Le Christ, car en ce révolté exemplaire il retrouve l'homme-dieu qui est en chacun de nous. Petite histoire : "à un cosmonaute qui lui présentait, ironiquement, avoir été au ciel et n'avoir pas vu Dieu, un prêtre orthodoxe de Moscou répondit : je vous plains mais si vous ne l'aviez jamais rencontré ici, vous n'aviez aucune chance de la découvrir ailleurs"... Et Matzneff de constater avec raison que la plupart des hommes vivent à la surface d'eux-mêmes et du monde et que la quête du soi-disant divin est d'abord quête de la profondeur de la vie et éveil d'un rêve. Disons aussi qu'il a été marqué par la religion orthodoxe et qu'il voit la réalité spirituelle à travers ces lunettes là bien qu'il ait rompu avec l'église elle-même.
La femme : après le crucifié, qu'il est doux de retrouver la femme caressée par Matzneff. Bien que cette femme se confonde vite avec l'être d'amour quel qu'il soit. La femme : être de l'instant, miroir de l'absolu. Une jolie image parmi d'autres : "chez Sade, les messieurs utilisent des méthodes barbares pour rendre aux demoiselles leur virginité perdue ; il est cependant inutile de coudre l'hymen d'une jeune fille pour la métamorphoser en vierge : il suffit pour cela de la faire tomber amoureuse".
Puis nous passons à cet autre pôle de l'écrivain, la Russie dont il est un fils exilé. Pour lui, aujourd'hui elle est un long cauchemard où l'atroce, la mesquinerie, la laideur, la grisaille intérieure triomphent. Mais la Russie c'est aussi Dostoïevski et les autres, et les visages qui attendent l'espoir d'un bois de bouleau, d'une icône. Russie qui nous entraîne plus avant dans ce qui tient Matzneff au corps : l'écriture, reflet de son être, de sa démarche : "je n'écrirais pas les livres que j'écris si je n'étais brûlé au coeur par la certitude exaltante de ma singularité. Ma patrie profonde est l'exil". Et de défendre le langage, sa beauté révélative, son absolue nécessité dans une certaine rigueur.
"Qu'est-ce qu'un écrivain ? Une sensibilité modelée par une écriture, un univers soutenu par un style".

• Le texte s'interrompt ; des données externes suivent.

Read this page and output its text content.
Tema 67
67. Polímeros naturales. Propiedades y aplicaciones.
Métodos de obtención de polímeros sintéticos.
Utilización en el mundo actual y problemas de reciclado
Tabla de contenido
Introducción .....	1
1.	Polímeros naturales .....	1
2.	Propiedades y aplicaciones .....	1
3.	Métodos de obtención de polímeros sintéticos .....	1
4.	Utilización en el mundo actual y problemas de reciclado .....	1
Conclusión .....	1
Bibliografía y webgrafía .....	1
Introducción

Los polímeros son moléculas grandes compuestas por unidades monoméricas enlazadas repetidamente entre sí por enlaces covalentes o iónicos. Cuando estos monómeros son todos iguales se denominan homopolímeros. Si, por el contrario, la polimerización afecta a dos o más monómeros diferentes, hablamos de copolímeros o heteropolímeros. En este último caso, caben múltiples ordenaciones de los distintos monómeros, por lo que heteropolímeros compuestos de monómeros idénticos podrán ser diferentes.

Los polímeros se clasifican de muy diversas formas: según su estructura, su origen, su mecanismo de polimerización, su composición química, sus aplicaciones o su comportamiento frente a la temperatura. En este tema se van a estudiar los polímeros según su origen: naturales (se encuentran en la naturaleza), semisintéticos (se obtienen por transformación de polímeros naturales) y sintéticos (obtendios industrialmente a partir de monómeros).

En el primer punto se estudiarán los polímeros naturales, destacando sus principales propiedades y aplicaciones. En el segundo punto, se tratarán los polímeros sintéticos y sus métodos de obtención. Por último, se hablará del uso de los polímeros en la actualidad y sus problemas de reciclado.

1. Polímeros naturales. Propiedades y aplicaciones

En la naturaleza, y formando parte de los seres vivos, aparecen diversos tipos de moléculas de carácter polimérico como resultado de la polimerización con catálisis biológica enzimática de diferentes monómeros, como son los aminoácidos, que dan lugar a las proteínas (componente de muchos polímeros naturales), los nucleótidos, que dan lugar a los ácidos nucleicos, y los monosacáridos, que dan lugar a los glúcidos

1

Clef de voûte de l'ouvrage : l'enfant. Son innocence, sa grâce, sa fraîcheur. Et Matzneff de s'attaquer à la révolution sexuelle totale. Car pourquoi ce fossé dans l'amour entre enfants et adultes ? On pourrait objecter à Matzneff que rares probablement sont ceux aussi racés et délicats que lui et que les animaux humains sont certainement plus nombreux que les êtres humains. Mais soyons tout de même complice quelque part, de ce goût dévoilé pour des jeunes filles et jeunes garçons.
"Personne ne nous empêchera d'élever notre chant", conclut Matzneff, le schismatique, qui remet en question avec talent ce monde trop petit pour lui. Ecoutez donc ce chant : il possède un charme particulier.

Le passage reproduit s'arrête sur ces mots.